FIREFIGHTER UNSCATHED

“It looked vacant because it was a pretty beat-up building. I thought, at most, I’d just open the place up. Get the doors opened up [so when fire companies] got there, they could just go to work. Then I started seeing people with kids coming out,” he said.

“I put in my mind, ‘There’s people in this building. They look like they just woke up.’ So when I got up to the third [floor, I said to myself], ‘Let me give this a really good check.’ I proceeded down the hallway. I got into the bedroom. I heard some noise. I found him half on the bed, half off the bed and dragged him out to the rear porch. Then I went back in to check another bedroom.”

Despite his earlier injury, Kish emerged from the building unscathed. Well, almost unscathed. There was one minor casualty.

“Actually, I had a wool jacket on from Marshall Field’s that I kind of messed up. And I was kind of mad at it. My wife bought it for me,” he said.

The Lambert Tree Award, this year’s highest honor for police bravery, went to Chicago Police Sgt. Richard Plotke Jr., 37.

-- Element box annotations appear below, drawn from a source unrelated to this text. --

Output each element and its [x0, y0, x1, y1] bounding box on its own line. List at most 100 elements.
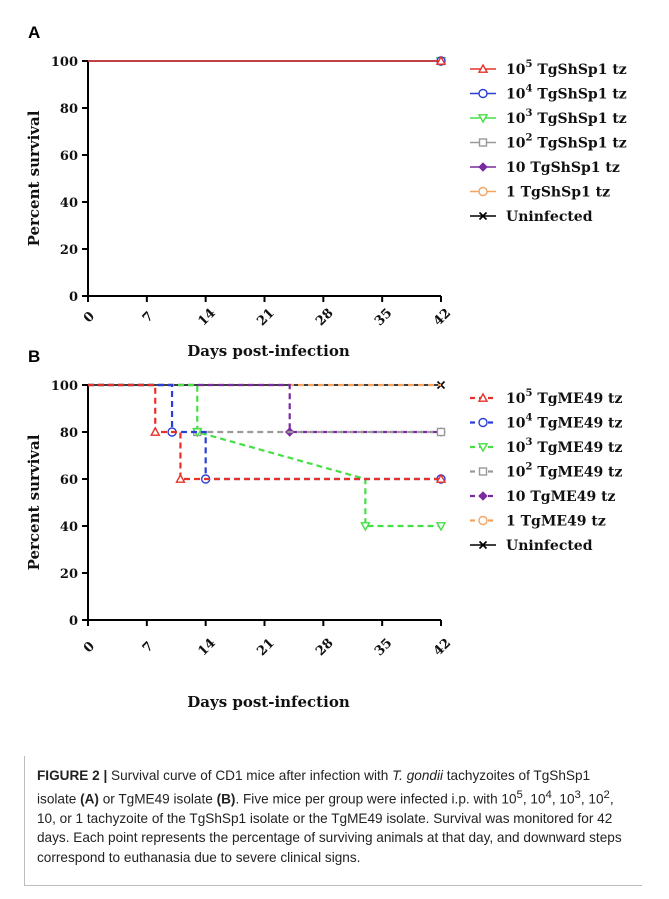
x-tick-label: 14	[195, 636, 218, 659]
legend-entry: 103 TgME49 tz	[470, 437, 623, 456]
legend-exponent: 5	[525, 59, 532, 70]
series-point	[360, 522, 371, 532]
legend-name: TgME49 tz	[532, 391, 622, 407]
caption-sup-3: 3	[574, 788, 581, 801]
legend-exponent: 5	[525, 388, 532, 399]
x-tick-label: 0	[81, 309, 98, 326]
legend-label: Uninfected	[506, 209, 593, 225]
legend-name: TgShSp1 tz	[532, 111, 626, 127]
legend-name: TgME49 tz	[532, 440, 622, 456]
caption-species: T. gondii	[392, 768, 443, 783]
legend-marker	[478, 491, 488, 501]
caption-text-2: tachyzoites of TgShSp1 isolate	[37, 768, 591, 807]
y-tick-label: 20	[60, 243, 78, 258]
caption-sup-4: 4	[545, 788, 552, 801]
caption-text-5: , 10	[522, 791, 546, 807]
caption-text-6: , 10	[551, 791, 575, 807]
legend-base: 10	[506, 465, 526, 481]
caption-panel-a-ref: (A)	[80, 791, 99, 807]
legend-name: TgME49 tz	[532, 416, 622, 432]
series-2	[88, 383, 447, 532]
legend-name: TgShSp1 tz	[532, 62, 626, 78]
y-tick-label: 60	[60, 149, 78, 164]
legend-base: 10	[506, 416, 526, 432]
legend-base: 10	[506, 87, 526, 103]
series-line	[88, 383, 441, 528]
series-point	[436, 427, 446, 437]
x-tick-label: 35	[372, 306, 395, 329]
legend-marker	[478, 162, 488, 172]
legend-label: 10 TgShSp1 tz	[506, 160, 620, 176]
legend-marker	[478, 515, 488, 526]
series-0	[88, 55, 447, 65]
y-tick-label: 80	[60, 426, 78, 441]
legend-label: 105 TgShSp1 tz	[506, 59, 627, 78]
legend-marker	[478, 138, 488, 147]
x-tick-label: 7	[140, 309, 157, 326]
y-tick-label: 0	[69, 614, 78, 629]
legend-label: 102 TgME49 tz	[506, 462, 623, 481]
y-axis-title: Percent survival	[25, 434, 43, 570]
y-axis-title: Percent survival	[25, 110, 43, 246]
y-tick-label: 60	[60, 473, 78, 488]
x-tick-label: 7	[140, 639, 157, 656]
series-point	[435, 55, 447, 65]
series-4	[88, 383, 446, 437]
caption-text-4: . Five mice per group were infected i.p.…	[235, 791, 517, 807]
legend-marker	[477, 392, 489, 402]
legend-label: 102 TgShSp1 tz	[506, 133, 627, 152]
legend-entry: Uninfected	[470, 538, 593, 554]
legend-exponent: 3	[525, 437, 532, 448]
legend-entry: 102 TgShSp1 tz	[470, 133, 627, 152]
legend-label: 1 TgME49 tz	[506, 514, 606, 530]
legend-marker	[477, 63, 489, 73]
caption-sup-2: 2	[603, 788, 610, 801]
y-tick-label: 20	[60, 567, 78, 582]
y-tick-label: 100	[51, 55, 78, 70]
x-tick-label: 14	[195, 306, 218, 329]
y-tick-label: 40	[60, 520, 78, 535]
series-point	[435, 473, 447, 483]
legend-marker	[478, 211, 488, 221]
legend-label: 103 TgME49 tz	[506, 437, 623, 456]
x-axis-title: Days post-infection	[187, 342, 350, 360]
y-tick-label: 40	[60, 196, 78, 211]
legend-base: 10	[506, 62, 526, 78]
series-line	[88, 383, 441, 434]
legend-exponent: 2	[525, 462, 532, 473]
x-tick-label: 21	[254, 306, 277, 329]
x-tick-label: 35	[372, 636, 395, 659]
legend-entry: 1 TgShSp1 tz	[470, 185, 610, 201]
legend-entry: 1 TgME49 tz	[470, 514, 606, 530]
caption-text-8: , 10, or 1 tachyzoite of the TgShSp1 iso…	[37, 791, 622, 865]
panel-label: A	[28, 23, 40, 42]
legend-marker	[477, 114, 489, 124]
caption-sup-5: 5	[516, 788, 523, 801]
legend-name: TgShSp1 tz	[532, 136, 626, 152]
legend-label: 105 TgME49 tz	[506, 388, 623, 407]
legend-label: 104 TgShSp1 tz	[506, 84, 627, 103]
series-1	[88, 383, 446, 484]
figure-caption: FIGURE 2 | Survival curve of CD1 mice af…	[24, 756, 642, 886]
legend-name: TgShSp1 tz	[532, 87, 626, 103]
x-tick-label: 28	[313, 306, 336, 329]
x-tick-label: 42	[431, 636, 454, 659]
legend-marker	[478, 467, 488, 476]
legend-exponent: 4	[525, 84, 532, 95]
x-axis-title: Days post-infection	[187, 693, 350, 711]
series-0	[88, 383, 447, 483]
y-tick-label: 0	[69, 290, 78, 305]
x-tick-label: 28	[313, 636, 336, 659]
x-tick-label: 21	[254, 636, 277, 659]
caption-text-7: , 10	[580, 791, 604, 807]
x-tick-label: 42	[431, 306, 454, 329]
legend-label: 103 TgShSp1 tz	[506, 108, 627, 127]
y-tick-label: 80	[60, 102, 78, 117]
series-point	[150, 426, 161, 436]
legend-exponent: 2	[525, 133, 532, 144]
caption-text-3: or TgME49 isolate	[98, 791, 217, 807]
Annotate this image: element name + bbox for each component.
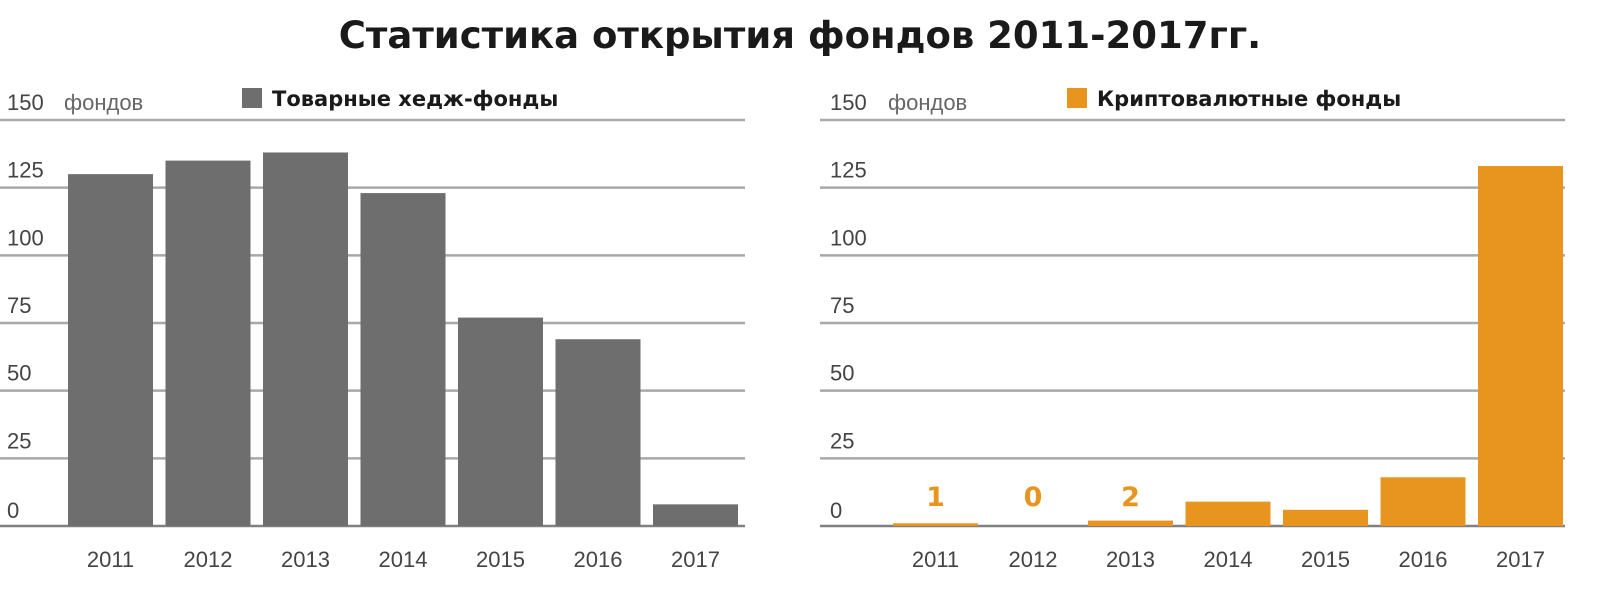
hedge-y-unit: фондов xyxy=(64,90,143,115)
hedge-bar-2017 xyxy=(653,504,738,526)
hedge-ytick-25: 25 xyxy=(7,428,31,453)
hedge-ytick-0: 0 xyxy=(7,498,19,523)
hedge-xtick-2017: 2017 xyxy=(671,547,720,572)
crypto-xtick-2016: 2016 xyxy=(1399,547,1448,572)
crypto-ytick-25: 25 xyxy=(830,428,854,453)
crypto-xtick-2012: 2012 xyxy=(1009,547,1058,572)
crypto-data-label-2013: 2 xyxy=(1121,482,1140,513)
hedge-bar-2015 xyxy=(458,317,543,526)
hedge-bar-2016 xyxy=(555,339,641,526)
crypto-ytick-100: 100 xyxy=(830,225,867,250)
hedge-bar-2013 xyxy=(263,152,348,527)
crypto-bar-2011 xyxy=(893,523,978,526)
crypto-xtick-2017: 2017 xyxy=(1496,547,1545,572)
crypto-bar-2016 xyxy=(1380,477,1466,526)
hedge-legend-swatch xyxy=(242,88,262,108)
crypto-ytick-50: 50 xyxy=(830,361,854,386)
hedge-ytick-50: 50 xyxy=(7,361,31,386)
hedge-bar-2012 xyxy=(165,160,251,526)
crypto-ytick-150: 150 xyxy=(830,90,867,115)
crypto-bar-2015 xyxy=(1283,509,1368,526)
crypto-xtick-2013: 2013 xyxy=(1106,547,1155,572)
chart-title: Статистика открытия фондов 2011-2017гг. xyxy=(338,14,1262,57)
crypto-xtick-2015: 2015 xyxy=(1301,547,1350,572)
crypto-y-unit: фондов xyxy=(888,90,967,115)
crypto-bar-2017 xyxy=(1478,166,1563,526)
hedge-ytick-100: 100 xyxy=(7,225,44,250)
crypto-data-label-2011: 1 xyxy=(926,482,945,513)
hedge-ytick-125: 125 xyxy=(7,158,44,183)
hedge-ytick-150: 150 xyxy=(7,90,44,115)
crypto-xtick-2014: 2014 xyxy=(1204,547,1253,572)
hedge-xtick-2016: 2016 xyxy=(574,547,623,572)
crypto-ytick-125: 125 xyxy=(830,158,867,183)
hedge-xtick-2012: 2012 xyxy=(184,547,233,572)
crypto-data-label-2012: 0 xyxy=(1024,482,1043,513)
crypto-ytick-75: 75 xyxy=(830,293,854,318)
hedge-xtick-2011: 2011 xyxy=(87,547,134,572)
crypto-legend-swatch xyxy=(1067,88,1087,108)
crypto-ytick-0: 0 xyxy=(830,498,842,523)
crypto-legend-label: Криптовалютные фонды xyxy=(1097,87,1401,111)
hedge-bar-2011 xyxy=(68,174,153,526)
hedge-bar-2014 xyxy=(360,193,446,526)
hedge-xtick-2015: 2015 xyxy=(476,547,525,572)
hedge-xtick-2014: 2014 xyxy=(379,547,428,572)
hedge-xtick-2013: 2013 xyxy=(281,547,330,572)
crypto-bar-2013 xyxy=(1088,520,1173,526)
crypto-bar-2014 xyxy=(1185,501,1271,526)
hedge-ytick-75: 75 xyxy=(7,293,31,318)
hedge-legend-label: Товарные хедж-фонды xyxy=(272,87,558,111)
crypto-xtick-2011: 2011 xyxy=(912,547,959,572)
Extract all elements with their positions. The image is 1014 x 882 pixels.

Plotke was helping two Morton Grove police detectives serve warrants on two men wanted on charges of home invasion and beating a woman when the suspects opened fire.

‘I WAS PREPARED’

During the Jan. 21, 2005, shootout, Plotke grabbed the arm of one of the gunmen and got into a struggle with him before shooting and killing both armed offenders. One of the Morton Grove detectives was shot in the chest, but saved by his bulletproof vest.

“If anyone had to get involved that day, I was kind of glad it was me because I was prepared. I just came from the 11th [Harrison] District, which as you know, has violence. I’ve done many search warrants prior to getting promoted to sergeant. I was just mentally prepared. And when it kicked off bad, the training just took over,” he said.

“When I had five minutes to think about, ‘What did I just do,’ I thought of my family. I thought that I would like to run out the door and never do this again. But you’ve got a job to do so you stick it out.”